Verano del '79

Crítica de Lisandro Liberatto - Alta Peli

Julie Depley, aquella hermosa chica francesa de la que todos nos enamoramos un poquito en Antes del Amanecer, se sienta una vez más en la silla del director para traernos una película bien distinta a las que nos tiene acostumbrados. Luego de Dos Días en Paris, una comedia bien al estilo Woody Allen, y el drama histórico La Condesa, sobre una condesa Húngara del siglo 17 que solía bañarse en sangre de vírgenes para mantener su belleza, nos trae Verano del 79 (o Le Skylab en su idioma original, algo así como El Laboratorio Espacial) una comedia dramática sobre la familia, el amor y el despertar sexual.
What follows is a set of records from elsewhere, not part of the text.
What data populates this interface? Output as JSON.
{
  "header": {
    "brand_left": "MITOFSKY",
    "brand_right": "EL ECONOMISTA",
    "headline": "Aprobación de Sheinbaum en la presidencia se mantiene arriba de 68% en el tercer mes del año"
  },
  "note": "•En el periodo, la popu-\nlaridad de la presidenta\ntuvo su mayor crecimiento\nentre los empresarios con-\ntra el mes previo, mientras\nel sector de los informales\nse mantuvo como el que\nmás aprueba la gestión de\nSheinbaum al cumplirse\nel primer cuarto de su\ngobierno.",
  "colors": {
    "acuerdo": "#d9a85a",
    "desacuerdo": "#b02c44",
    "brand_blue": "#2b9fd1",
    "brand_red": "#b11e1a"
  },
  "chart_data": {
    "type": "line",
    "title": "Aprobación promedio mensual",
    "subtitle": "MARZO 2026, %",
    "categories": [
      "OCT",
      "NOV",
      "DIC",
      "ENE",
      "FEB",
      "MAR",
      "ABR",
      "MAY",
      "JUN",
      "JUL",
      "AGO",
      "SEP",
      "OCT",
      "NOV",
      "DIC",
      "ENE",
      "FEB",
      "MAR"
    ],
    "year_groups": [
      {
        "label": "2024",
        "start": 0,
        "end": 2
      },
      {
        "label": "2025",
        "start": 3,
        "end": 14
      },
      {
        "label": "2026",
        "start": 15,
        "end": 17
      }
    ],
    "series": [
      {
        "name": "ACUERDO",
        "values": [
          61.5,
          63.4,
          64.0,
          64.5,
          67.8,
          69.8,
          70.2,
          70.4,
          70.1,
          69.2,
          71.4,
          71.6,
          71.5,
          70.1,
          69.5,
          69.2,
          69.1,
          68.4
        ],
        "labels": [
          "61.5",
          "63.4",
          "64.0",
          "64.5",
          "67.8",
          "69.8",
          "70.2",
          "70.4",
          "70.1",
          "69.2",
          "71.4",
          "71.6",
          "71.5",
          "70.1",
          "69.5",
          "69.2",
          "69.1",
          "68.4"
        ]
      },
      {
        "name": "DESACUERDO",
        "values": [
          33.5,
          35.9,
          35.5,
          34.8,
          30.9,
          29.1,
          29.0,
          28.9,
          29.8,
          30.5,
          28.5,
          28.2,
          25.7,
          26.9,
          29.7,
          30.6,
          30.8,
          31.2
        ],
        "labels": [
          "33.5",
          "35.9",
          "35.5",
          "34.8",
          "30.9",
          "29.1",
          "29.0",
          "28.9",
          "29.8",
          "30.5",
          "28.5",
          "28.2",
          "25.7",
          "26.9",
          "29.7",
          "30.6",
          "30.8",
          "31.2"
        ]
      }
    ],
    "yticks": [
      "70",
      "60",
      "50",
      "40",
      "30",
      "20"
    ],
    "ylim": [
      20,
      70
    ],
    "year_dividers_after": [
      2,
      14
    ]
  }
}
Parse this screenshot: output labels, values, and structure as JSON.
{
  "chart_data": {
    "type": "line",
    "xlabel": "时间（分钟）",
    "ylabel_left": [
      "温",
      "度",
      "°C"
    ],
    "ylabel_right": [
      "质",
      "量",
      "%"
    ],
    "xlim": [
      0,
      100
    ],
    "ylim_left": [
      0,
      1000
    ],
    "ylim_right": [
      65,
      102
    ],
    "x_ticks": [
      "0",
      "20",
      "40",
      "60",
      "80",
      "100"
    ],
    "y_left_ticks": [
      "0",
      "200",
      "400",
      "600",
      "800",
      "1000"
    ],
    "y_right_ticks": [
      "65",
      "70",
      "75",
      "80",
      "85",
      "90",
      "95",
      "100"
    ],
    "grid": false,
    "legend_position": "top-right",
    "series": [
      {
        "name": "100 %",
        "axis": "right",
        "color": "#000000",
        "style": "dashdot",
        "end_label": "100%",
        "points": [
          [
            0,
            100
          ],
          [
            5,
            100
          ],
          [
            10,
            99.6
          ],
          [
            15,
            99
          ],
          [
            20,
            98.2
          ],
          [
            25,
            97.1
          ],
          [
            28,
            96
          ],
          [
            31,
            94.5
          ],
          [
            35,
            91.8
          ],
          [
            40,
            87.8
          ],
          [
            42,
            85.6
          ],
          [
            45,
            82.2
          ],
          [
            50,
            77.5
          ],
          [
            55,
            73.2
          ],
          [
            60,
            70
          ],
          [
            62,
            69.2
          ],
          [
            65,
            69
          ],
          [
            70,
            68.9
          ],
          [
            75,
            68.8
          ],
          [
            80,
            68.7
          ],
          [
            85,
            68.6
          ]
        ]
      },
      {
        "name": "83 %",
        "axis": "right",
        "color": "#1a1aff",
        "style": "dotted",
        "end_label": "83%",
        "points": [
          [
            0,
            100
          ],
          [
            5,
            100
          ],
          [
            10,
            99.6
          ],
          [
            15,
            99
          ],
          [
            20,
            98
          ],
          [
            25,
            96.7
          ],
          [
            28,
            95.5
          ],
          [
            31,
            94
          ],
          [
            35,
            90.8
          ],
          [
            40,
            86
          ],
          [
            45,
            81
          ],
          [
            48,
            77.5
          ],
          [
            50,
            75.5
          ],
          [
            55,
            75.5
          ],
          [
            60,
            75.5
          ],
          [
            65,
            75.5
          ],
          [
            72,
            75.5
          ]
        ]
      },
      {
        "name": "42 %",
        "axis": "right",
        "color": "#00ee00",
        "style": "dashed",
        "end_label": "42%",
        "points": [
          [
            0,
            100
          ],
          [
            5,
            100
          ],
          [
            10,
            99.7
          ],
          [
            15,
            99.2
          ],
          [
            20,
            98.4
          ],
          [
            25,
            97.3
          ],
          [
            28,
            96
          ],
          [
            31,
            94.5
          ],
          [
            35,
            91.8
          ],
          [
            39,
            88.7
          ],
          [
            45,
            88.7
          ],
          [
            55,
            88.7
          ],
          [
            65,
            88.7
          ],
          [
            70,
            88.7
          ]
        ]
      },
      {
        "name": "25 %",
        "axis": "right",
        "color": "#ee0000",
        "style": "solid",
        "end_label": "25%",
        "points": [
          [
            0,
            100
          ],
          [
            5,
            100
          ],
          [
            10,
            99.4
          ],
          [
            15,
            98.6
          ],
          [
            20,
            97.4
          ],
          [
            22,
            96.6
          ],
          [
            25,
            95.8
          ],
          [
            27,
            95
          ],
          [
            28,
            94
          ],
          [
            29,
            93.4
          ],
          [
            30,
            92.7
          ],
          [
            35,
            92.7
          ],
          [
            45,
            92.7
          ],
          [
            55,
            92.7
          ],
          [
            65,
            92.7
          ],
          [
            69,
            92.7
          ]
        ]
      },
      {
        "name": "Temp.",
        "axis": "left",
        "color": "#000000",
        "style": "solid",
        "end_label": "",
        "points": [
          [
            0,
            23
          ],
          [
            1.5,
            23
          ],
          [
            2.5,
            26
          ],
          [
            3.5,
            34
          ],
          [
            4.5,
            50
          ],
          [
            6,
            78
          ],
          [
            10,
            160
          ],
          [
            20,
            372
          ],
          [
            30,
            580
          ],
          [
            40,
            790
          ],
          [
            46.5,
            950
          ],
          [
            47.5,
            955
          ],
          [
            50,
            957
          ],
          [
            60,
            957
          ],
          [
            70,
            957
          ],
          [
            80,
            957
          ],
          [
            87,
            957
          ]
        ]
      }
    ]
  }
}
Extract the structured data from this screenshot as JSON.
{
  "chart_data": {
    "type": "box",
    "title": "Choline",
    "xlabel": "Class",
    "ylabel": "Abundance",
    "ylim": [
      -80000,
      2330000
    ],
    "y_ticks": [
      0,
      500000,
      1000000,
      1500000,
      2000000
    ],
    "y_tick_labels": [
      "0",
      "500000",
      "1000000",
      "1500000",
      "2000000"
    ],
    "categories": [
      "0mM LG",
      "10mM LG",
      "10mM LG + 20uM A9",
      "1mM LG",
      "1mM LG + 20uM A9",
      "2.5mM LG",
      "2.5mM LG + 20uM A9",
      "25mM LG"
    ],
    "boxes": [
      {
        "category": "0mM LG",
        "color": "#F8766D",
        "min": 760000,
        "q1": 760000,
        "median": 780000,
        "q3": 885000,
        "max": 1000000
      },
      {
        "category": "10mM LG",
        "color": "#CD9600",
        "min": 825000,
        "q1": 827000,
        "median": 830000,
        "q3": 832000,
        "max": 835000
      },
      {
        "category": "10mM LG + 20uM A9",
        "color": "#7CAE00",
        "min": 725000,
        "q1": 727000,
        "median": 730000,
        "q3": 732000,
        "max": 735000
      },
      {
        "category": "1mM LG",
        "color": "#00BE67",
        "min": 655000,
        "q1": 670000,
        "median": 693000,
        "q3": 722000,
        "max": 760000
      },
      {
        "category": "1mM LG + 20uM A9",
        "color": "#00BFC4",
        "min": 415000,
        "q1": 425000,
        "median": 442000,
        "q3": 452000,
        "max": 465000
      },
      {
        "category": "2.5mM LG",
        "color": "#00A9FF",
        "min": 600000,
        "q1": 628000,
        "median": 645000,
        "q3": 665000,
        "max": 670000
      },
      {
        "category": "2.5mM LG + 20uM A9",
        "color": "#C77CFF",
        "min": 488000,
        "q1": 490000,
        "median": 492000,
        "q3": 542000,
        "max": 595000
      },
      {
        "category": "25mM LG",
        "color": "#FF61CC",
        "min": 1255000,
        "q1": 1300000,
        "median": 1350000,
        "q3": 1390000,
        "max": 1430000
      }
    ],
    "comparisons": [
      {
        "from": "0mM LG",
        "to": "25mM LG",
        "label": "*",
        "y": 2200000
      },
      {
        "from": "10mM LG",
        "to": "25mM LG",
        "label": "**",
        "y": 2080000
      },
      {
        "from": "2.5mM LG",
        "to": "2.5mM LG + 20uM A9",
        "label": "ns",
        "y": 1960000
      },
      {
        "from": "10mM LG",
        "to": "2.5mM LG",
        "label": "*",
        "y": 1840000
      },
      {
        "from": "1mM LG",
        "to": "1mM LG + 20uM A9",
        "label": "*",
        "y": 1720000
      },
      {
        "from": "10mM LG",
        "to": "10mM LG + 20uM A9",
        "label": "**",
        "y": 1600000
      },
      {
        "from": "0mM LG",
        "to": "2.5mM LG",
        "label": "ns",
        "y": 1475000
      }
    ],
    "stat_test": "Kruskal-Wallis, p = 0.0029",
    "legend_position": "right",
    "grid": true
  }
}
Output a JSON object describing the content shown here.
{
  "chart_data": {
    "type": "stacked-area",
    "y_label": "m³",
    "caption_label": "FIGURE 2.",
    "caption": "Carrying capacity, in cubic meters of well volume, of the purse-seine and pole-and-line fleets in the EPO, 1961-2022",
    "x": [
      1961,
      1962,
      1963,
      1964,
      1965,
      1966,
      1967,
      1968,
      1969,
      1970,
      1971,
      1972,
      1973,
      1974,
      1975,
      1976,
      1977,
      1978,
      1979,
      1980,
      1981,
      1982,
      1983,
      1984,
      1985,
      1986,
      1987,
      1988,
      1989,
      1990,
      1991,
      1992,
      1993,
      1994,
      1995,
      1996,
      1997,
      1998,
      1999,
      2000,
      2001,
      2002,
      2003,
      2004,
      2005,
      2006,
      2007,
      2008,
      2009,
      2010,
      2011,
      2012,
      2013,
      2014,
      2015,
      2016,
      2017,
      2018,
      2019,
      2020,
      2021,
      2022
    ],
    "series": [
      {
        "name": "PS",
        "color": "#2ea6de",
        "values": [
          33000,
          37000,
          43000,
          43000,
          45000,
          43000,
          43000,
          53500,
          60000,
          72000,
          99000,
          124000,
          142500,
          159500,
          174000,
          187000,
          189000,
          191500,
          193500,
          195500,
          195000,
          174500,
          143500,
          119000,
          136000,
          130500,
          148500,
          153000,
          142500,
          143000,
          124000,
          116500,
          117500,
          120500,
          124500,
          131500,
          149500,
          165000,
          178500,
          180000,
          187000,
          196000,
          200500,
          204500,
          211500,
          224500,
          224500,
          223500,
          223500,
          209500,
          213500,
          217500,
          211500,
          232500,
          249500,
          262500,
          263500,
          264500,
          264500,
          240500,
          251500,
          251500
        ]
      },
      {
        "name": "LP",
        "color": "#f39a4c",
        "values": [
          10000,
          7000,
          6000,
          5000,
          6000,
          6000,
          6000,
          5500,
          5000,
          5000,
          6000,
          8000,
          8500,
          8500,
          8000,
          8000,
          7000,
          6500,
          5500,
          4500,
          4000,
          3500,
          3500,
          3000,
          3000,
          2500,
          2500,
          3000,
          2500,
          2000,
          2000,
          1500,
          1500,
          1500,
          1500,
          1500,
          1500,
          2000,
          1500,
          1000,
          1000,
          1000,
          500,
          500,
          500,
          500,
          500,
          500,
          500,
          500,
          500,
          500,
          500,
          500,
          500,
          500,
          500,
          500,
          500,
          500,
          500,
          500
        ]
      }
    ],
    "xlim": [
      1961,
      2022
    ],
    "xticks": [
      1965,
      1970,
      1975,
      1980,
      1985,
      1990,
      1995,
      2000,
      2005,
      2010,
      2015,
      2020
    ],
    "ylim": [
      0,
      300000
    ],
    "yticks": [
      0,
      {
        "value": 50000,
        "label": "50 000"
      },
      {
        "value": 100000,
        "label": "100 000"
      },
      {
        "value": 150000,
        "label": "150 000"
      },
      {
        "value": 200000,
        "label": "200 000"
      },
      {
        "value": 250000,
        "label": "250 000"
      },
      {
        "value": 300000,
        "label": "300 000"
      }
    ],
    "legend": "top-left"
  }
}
Recuerdos que no voy a olvidar

Tal como el título del film lo indica, es el verano del año 1979 y la primera estación espacial de investigación norteamericana impactará contra la tierra en pocos días más. Mientras tanto, en algún lugar de Bretaña, Francia, una numerosa familia se reúne para celebrar el cumpleaños número 67 de abuela Amandine. Entre todos los que asisten se encuentra Albertine, una simpática niña de 11, hija de padres intelectuales, que teme que el laboratorio espacial impacte sobre su familia creando una verdadera tragedia. Pero mientras Albertine se prepara para lo peor, a su alrededor ocurren distintas situaciones familiares de las que ella será testigo, y al mismo tiempo comenzará a experimentar el primer amor y el temprano despertar de su sexualidad.

A mitad de camino

Creo que la mejor forma de definir el nuevo trabajo de Depley es con el refrán que dice: “el que mucho abarca, poco aprieta.”. La actriz/directora/guiónista francesa intento en menos de dos horas condensar temas tan complicados como la política, el amor, la sexualidad e incluso la muerte, y en ninguno de los casos (aunque en algunos más que otros) llega a profundizar demasiado en ellos. Cuando la película comienza nos encontramos con una Albertine ya entrada en los 40 años, que durante un viaje en tren comenzará a recordar ese particular momento de su infancia que fue la reunión familiar en la casa familiar de Bretaña. Eso ya nos deja en claro que, de ahora en mas, veremos la película a través de los ojos de ella. Aquí encontramos uno de los primeros problemas, ya que luego de una entretenida introducción de todos los personajes con Albertine paseando de una punta de la casa a la otra saludando a cada uno de ellos, de un momento a otro el punto de vista cambia, situándose en ninguno en particular y mostrando situaciones o interacciones que poco hacen para avanzar la historia. Esto se extiende por muchos minutos más de los que debería, dejando al espectador un tanto desconcertado, pero sobre todo, aburrido. Luego Depley, sin ninguna razón aparente, vuelve a retomar el punto de vista y nos centramos nuevamente en Albertine. El guión de Depley está basado en una experiencia personal de su infancia y se nota que no quiso dejar nada afuera, pero lamentable e inevitablemente, cada vez que se comienza a trabajar un tema o una temática interesante, la historia rápidamente pasa a otra cosa, dejándonos con un sabor a poco o esperando que en algún momento se retome, algo que nunca ocurrirá.

Si bien no es particularmente un problema del film, la película por momento requiere que el espectador esté al tanto, o por lo menos familiarizado, con la situación política y social del país galo a fines de los años 70. Aunque peca de ser un tanto costumbrista, ver Verano del 79 en Argentina, sería una experiencia similar a la de ver Esperando la Carroza en Francia. El disfrute del film en general poco y nada tendrá que ver con esto, pero si es importante para poder captar referencias, chistes o discusiones ligadas directamente a ese momento.

Conclusión

Verano del 79 es el trabajo más flojo de Julie Depley como realizadora hasta ahora. En un intento por retratar a la familia, una época y la pubertad, la guiónista y directora se pierde en el camino. Por momentos aburrida, pero siempre actuada con frescura (sobre todo por los más pequeños del elenco) la película roza temas importantes, sin profundizar demasiado. Si bien luego de un comienzo prometedor la película decae y pareciera no avanzar, todo levanta una vez que Depley encuentra nuevamente el rumbo adecuado, aunque para ese entonces ya es un tanto tarde.